I w rzeczy samej „Kochając" rozpoczyna się sceną, w której starszawy kamerdyner leży na łóżku, jednak nie delektuje się grzanką, a jego palce na pewno nie pachną cipą, bo jest już jedną nogą na tamtym świecie. Jego miejsce zajmuje Charley Raunce, lokaj. Nie podoba się to pannie Burch- przełożonej pokojówek, która uważa, że po śmierci nieodżałowanego Eldona nic już nie będzie jak dawniej. Intrygi, zaginiony pierścionek z szafriem, miłostki, sekrety, ploteczki o państwie, kredensowe zagrywki, niedomówienia, czyli jednym słowem wszystko to, co w angielskiej XIX-wiecznej powieści obyczajowej powinno się znaleźć.

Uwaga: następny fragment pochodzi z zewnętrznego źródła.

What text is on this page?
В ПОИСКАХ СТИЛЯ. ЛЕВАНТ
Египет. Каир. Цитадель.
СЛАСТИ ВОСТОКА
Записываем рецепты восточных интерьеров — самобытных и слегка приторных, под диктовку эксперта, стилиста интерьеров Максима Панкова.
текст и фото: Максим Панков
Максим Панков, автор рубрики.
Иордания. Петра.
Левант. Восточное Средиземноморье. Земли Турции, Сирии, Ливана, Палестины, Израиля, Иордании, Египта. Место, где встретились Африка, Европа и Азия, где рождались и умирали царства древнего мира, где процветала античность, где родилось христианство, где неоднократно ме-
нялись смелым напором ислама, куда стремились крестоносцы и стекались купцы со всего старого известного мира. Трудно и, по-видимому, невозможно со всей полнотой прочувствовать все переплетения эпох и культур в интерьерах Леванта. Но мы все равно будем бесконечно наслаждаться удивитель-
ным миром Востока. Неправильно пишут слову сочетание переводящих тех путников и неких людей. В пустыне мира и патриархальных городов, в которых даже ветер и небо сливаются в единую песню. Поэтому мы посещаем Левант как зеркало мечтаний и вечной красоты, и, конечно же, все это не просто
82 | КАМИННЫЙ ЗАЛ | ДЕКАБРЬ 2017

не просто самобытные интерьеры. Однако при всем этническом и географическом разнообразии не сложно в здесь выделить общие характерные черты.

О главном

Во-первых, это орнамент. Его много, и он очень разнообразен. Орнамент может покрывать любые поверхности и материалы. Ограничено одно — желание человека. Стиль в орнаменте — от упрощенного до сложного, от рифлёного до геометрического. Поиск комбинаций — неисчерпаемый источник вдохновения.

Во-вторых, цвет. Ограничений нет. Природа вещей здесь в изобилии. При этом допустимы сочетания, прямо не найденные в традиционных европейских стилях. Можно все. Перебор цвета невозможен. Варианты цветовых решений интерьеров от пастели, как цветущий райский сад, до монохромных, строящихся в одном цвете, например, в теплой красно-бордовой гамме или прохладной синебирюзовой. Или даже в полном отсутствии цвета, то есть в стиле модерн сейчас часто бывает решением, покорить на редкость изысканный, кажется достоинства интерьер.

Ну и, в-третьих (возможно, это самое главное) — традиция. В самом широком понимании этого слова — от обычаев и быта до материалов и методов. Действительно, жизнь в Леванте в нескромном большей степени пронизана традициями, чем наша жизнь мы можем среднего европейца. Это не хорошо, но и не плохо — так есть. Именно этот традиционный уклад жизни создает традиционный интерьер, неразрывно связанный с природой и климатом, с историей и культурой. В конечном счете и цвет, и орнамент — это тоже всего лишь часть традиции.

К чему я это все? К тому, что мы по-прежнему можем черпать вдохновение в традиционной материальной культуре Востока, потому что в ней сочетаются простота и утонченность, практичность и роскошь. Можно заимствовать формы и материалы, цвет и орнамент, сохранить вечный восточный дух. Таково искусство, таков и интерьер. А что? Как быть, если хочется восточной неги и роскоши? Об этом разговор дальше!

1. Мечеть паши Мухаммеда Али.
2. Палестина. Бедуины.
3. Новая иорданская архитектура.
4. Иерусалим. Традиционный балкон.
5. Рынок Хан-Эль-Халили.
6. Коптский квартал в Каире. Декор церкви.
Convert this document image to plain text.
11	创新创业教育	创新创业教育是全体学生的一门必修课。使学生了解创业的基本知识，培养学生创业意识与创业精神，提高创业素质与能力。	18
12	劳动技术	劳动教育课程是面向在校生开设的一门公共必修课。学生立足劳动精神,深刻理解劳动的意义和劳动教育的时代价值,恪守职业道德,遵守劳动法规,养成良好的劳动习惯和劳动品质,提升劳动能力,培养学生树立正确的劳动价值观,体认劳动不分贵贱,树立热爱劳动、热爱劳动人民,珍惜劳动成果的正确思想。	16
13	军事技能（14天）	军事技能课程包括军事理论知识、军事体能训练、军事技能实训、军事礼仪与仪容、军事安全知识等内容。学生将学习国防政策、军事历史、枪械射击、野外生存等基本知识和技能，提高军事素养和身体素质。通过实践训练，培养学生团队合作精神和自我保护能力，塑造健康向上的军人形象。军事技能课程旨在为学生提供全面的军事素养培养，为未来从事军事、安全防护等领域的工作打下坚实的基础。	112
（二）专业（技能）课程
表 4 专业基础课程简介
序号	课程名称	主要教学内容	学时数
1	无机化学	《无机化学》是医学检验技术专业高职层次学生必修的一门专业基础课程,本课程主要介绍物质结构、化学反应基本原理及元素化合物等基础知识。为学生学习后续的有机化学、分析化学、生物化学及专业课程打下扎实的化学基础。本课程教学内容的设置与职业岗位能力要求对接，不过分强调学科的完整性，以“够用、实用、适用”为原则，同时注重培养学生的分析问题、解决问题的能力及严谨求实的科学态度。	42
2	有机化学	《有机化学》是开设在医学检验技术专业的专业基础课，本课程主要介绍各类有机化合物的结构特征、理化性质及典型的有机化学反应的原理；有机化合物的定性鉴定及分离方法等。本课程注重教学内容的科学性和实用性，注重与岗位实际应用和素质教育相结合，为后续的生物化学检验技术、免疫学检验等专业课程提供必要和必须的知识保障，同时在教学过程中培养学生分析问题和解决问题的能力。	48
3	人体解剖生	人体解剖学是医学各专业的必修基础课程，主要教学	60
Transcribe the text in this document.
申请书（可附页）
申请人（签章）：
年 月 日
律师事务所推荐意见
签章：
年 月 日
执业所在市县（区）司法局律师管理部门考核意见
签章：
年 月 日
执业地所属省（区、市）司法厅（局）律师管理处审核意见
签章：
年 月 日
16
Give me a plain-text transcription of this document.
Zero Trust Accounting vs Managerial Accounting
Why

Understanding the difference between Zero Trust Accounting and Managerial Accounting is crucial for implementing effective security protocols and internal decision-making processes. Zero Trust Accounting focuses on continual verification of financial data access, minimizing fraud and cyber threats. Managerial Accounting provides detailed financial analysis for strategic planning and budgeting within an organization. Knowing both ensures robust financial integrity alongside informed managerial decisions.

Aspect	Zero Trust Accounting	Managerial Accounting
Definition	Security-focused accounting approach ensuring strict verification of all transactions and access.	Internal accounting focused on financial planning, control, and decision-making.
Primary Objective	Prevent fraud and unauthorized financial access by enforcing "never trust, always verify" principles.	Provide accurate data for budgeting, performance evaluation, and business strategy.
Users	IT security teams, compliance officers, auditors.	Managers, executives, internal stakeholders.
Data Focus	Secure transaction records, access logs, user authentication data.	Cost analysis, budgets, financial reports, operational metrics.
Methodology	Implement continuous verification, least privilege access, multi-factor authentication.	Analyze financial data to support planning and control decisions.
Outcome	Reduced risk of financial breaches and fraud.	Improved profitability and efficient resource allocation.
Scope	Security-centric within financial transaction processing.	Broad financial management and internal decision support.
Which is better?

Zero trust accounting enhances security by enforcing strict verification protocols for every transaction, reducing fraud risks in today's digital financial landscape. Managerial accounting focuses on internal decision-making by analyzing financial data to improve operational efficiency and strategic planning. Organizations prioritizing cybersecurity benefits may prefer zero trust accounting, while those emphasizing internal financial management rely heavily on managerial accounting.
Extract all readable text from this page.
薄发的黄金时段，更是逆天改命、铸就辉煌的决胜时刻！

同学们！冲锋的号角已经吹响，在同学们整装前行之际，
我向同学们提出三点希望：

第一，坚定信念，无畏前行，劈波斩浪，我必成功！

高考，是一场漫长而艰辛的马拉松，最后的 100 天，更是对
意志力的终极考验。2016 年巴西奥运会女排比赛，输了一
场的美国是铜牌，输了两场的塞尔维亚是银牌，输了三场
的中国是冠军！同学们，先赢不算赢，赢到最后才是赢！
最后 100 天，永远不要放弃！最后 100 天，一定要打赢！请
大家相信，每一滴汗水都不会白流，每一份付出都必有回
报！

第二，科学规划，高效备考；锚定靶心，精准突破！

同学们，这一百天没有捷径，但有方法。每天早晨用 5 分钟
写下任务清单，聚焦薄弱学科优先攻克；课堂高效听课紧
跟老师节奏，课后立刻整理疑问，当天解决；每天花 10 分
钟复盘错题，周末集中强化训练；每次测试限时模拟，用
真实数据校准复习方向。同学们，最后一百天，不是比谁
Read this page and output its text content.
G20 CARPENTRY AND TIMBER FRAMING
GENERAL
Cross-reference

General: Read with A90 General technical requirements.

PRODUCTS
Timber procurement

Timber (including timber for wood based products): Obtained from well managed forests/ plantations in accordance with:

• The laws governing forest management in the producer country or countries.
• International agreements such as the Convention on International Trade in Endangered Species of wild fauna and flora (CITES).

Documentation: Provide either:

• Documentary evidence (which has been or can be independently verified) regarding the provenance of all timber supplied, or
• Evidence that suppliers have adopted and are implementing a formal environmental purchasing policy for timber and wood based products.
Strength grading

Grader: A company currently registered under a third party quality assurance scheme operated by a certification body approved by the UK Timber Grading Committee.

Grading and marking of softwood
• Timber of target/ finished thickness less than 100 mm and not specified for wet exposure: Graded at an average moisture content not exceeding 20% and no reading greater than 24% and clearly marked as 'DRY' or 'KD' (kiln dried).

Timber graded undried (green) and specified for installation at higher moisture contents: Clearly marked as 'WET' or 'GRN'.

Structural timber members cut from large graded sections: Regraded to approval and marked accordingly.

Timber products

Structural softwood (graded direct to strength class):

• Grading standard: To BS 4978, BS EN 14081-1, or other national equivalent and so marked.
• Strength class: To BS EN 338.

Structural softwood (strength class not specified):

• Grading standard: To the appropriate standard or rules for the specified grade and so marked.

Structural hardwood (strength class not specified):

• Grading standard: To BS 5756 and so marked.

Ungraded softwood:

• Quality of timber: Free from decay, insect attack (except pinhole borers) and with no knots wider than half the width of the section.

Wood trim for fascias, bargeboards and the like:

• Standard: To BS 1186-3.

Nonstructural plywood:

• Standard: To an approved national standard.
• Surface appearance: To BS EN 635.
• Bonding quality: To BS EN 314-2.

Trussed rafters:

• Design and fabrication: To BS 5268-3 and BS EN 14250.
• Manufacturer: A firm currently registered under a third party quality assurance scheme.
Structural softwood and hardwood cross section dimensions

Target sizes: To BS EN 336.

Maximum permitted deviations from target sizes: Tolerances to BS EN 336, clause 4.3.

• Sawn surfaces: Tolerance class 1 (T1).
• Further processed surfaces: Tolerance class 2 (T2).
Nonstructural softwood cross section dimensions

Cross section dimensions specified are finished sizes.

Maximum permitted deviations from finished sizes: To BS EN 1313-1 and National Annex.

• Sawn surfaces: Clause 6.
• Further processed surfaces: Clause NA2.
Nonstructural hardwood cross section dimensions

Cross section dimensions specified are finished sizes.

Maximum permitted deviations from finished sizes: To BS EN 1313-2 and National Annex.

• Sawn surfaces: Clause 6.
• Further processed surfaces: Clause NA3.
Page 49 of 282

Green umieszcza swoich bohaterów - brytyjską służbę- w Zamku w irlandzkim Eire. W tle rozgrywa się dramat II wojny światowej, choć miejsce, w którym zostały umiejscowione postaci jest od wojennych wydarzeń odcięte. Ale tylko fizycznie, bo ciągle pojawia się strach o bliskich, którzy zostali w Anglii, cały czas słyszy się o bombardowaniach.
Klimat typowo arystokratycznego dworku został oddany przede wszystkim w dialogach, które zajmują blisko 95 % miejsca w powieści. I w tu nie znalazłam z autorem punktów stycznych. Lubię opisowość w książkach, gdybym miała ochotę na czytanie dialogów, sięgnęłabym po dramat, bądź scenariusz, ale dla mnie w powieści musi być opis. Poza tym nie do końca konsekwentne pomijanie przecinków również do mnie nie przemawia, choć zapewne ma to jakąś motywację, której ja nie odczytuję. Autor stara się oddać fonetycznie sposób mówienia swoich postaci, co świetnie w przekładzie oddaje Andrzej Sosnowski. Jednak rewelacyjny przekład to za mało, by mnie zachęcić do sięgnięcia po inne powieści Greena, jeżeli zostaną przetłumaczone na język polski.